Ancien enfant soldat en République démocratique du Congo

Fabrice Masirika*, est un jeune ancien enfant soldat rencontré dans le centre de réinsertion pour ancien enfant soldat tenue par l’ONG Catholique Caritas à Minova, agglomération frontalière entre la province du Nord-Kivu et celle du Sud-Kivu à l’est de la RDC.

Dans la cour de ce site de transit et orientation situé dans la concession de la paroisse de Bubandano, il est au cœur de l'animation d'autres enfants soldats regroupés dans cet endroit pour suivre un programme de réintégration.

« Les chants et les mouvements que nous faisons, consistent à marquer une rupture avec les atrocités que nous avons subies et avons fait subir aux membres de communautés et groupes armés rivaux durant notre activisme en tant qu'enfant soldat », relate-il à La Croix après une séance de Capacitar, une nouvelle thérapie proposée par Caritas, dans le cadre de l'assistance psychologique aux ex enfants soldats.

Dans la salle où va se passer notre entretien, Fabrice relate avoir passé quatre ans dans un groupe armé dont trois dans l'exploitation minière, après avoir été enlevé en 2012 dans son école par un groupe armé, alors qu'il avait 12 ans.

« Aujourd'hui, je crois maîtriser tout le circuit, tournant sur l'exploitation minière. Mais cela a été une mauvaise expérience malheureuse. Après une année passée dans le centre de formation du groupe armé, mon chef a apprécié mes aptitudes aux chiffres et m'a envoyé dans le carré minier de la rébellion pour apprendre le métier d'exploitation minière », se rappelle-t-il.

Fabrice déclare que son travail consistait à extraire les minerais tels que le coltan et l'or qui était souvent échangés par les chefs rebelles contre toute denrée dont ils avaient besoin et les armes. « Après, j'ai été élevé au rang de superviseur d'une de mines d'extraction du coltan. Les chefs nous disaient que c'était notre seule ressource pour avoir les équipements nécessaires pour libérer notre territoire de l'emprise de groupes armés étrangers et d'autres rébellions locales, ayant conquis notre territoire. »

Les conditions de vie dans cette région étaient extrêmement dures témoigne l'ex enfant soldat, qui aujourd'hui s'exerce à la menuiserie dont il rêve de poursuivre après sa réintégration dans son village, situé en territoire de Masisi. « Toute personne qui tentait de s'enfuir de la zone d'exploitation minière était envoyée dans une galerie souterraine pour y rechercher des minerais pendant les jours qui seront définis par le commandant. L'exécution était la seule punition, si cette fuite était accompagnée du vol des pierres précieuses », raconte Fabrice.

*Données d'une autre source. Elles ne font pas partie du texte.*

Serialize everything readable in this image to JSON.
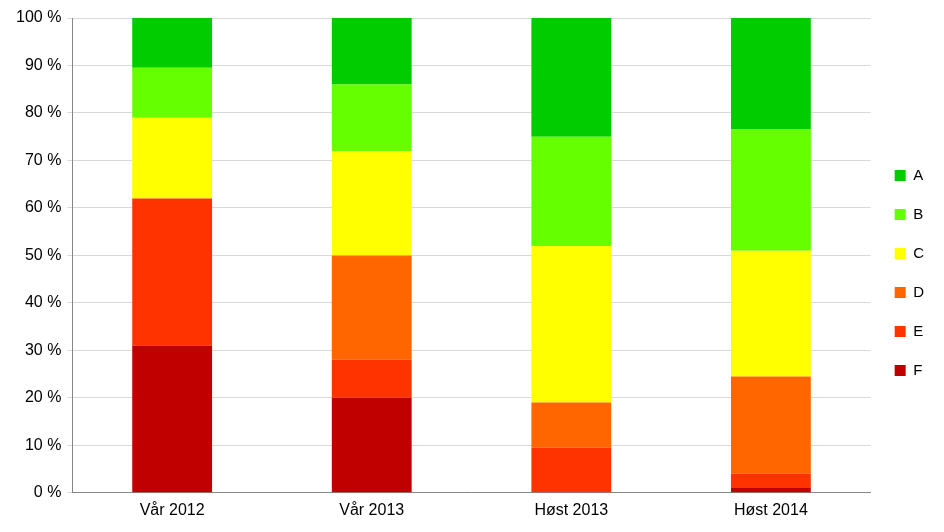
{
  "chart_data": {
    "type": "bar",
    "stacked": true,
    "grid": true,
    "legend": "right",
    "categories": [
      "Vår 2012",
      "Vår 2013",
      "Høst 2013",
      "Høst 2014"
    ],
    "series": [
      {
        "name": "F",
        "color": "#c00000",
        "values": [
          31,
          20,
          0,
          1
        ]
      },
      {
        "name": "E",
        "color": "#ff3300",
        "values": [
          31,
          8,
          9.5,
          3
        ]
      },
      {
        "name": "D",
        "color": "#ff6600",
        "values": [
          0,
          22,
          9.5,
          20.5
        ]
      },
      {
        "name": "C",
        "color": "#ffff00",
        "values": [
          17,
          22,
          33,
          26.5
        ]
      },
      {
        "name": "B",
        "color": "#66ff00",
        "values": [
          10.5,
          14,
          23,
          25.5
        ]
      },
      {
        "name": "A",
        "color": "#00cc00",
        "values": [
          10.5,
          14,
          25,
          23.5
        ]
      }
    ],
    "ylim": [
      0,
      100
    ],
    "yticks": [
      {
        "value": 0,
        "label": "0 %"
      },
      {
        "value": 10,
        "label": "10 %"
      },
      {
        "value": 20,
        "label": "20 %"
      },
      {
        "value": 30,
        "label": "30 %"
      },
      {
        "value": 40,
        "label": "40 %"
      },
      {
        "value": 50,
        "label": "50 %"
      },
      {
        "value": 60,
        "label": "60 %"
      },
      {
        "value": 70,
        "label": "70 %"
      },
      {
        "value": 80,
        "label": "80 %"
      },
      {
        "value": 90,
        "label": "90 %"
      },
      {
        "value": 100,
        "label": "100 %"
      }
    ]
  }
}
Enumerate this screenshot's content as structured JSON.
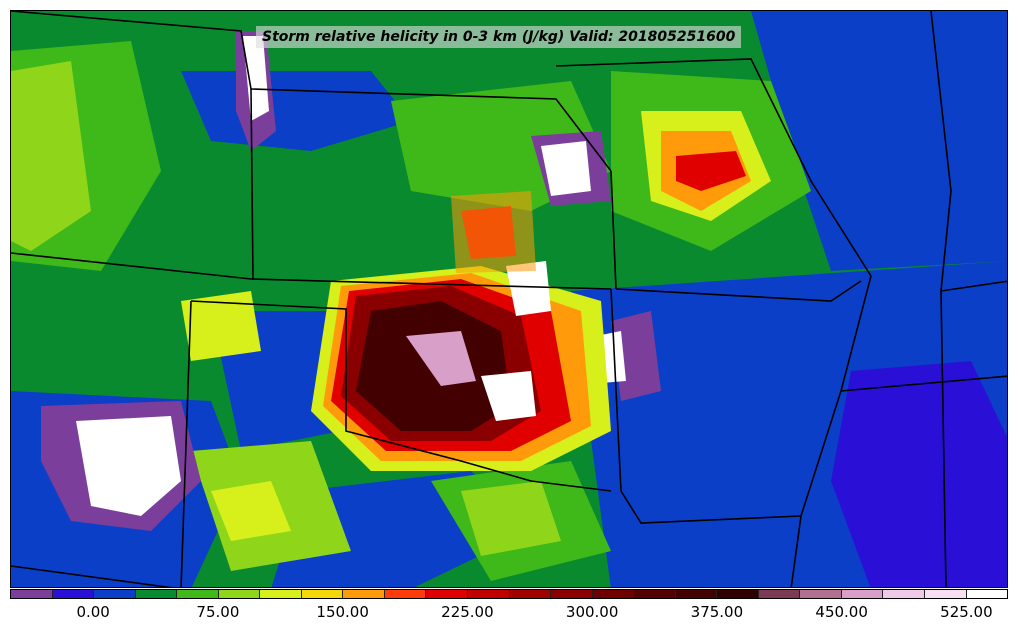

Il doit son évasion à une proposition d'un commandant qui voulait détourner une cargaison d'armes après un échange de ces munitions contre de minerais. « Un jour, on a été envoyé aux heures nocturnes pour livrer des minerais à un groupe qui nous rapporta une importante quantité d'armes. À la fin de l'opération, le chef d'équipe nous a demandé de ne plus retourner dans notre base. Il venait de créer sa propre rébellion et nous a contraint à lui suivre. C'est lors de la séance de la présentation des objectifs de son groupe, le lendemain matin qu'il nous a dit qu'il était prêt à libérer toute personne ne voulant plus faire partie d'un groupe rebelle. J'ai saisi cet occasion et c'est ainsi que je me suis retrouvé dans un centre de la mission de l'ONU en RDC, qui m'a orienté dans ce centre », se souvient-il.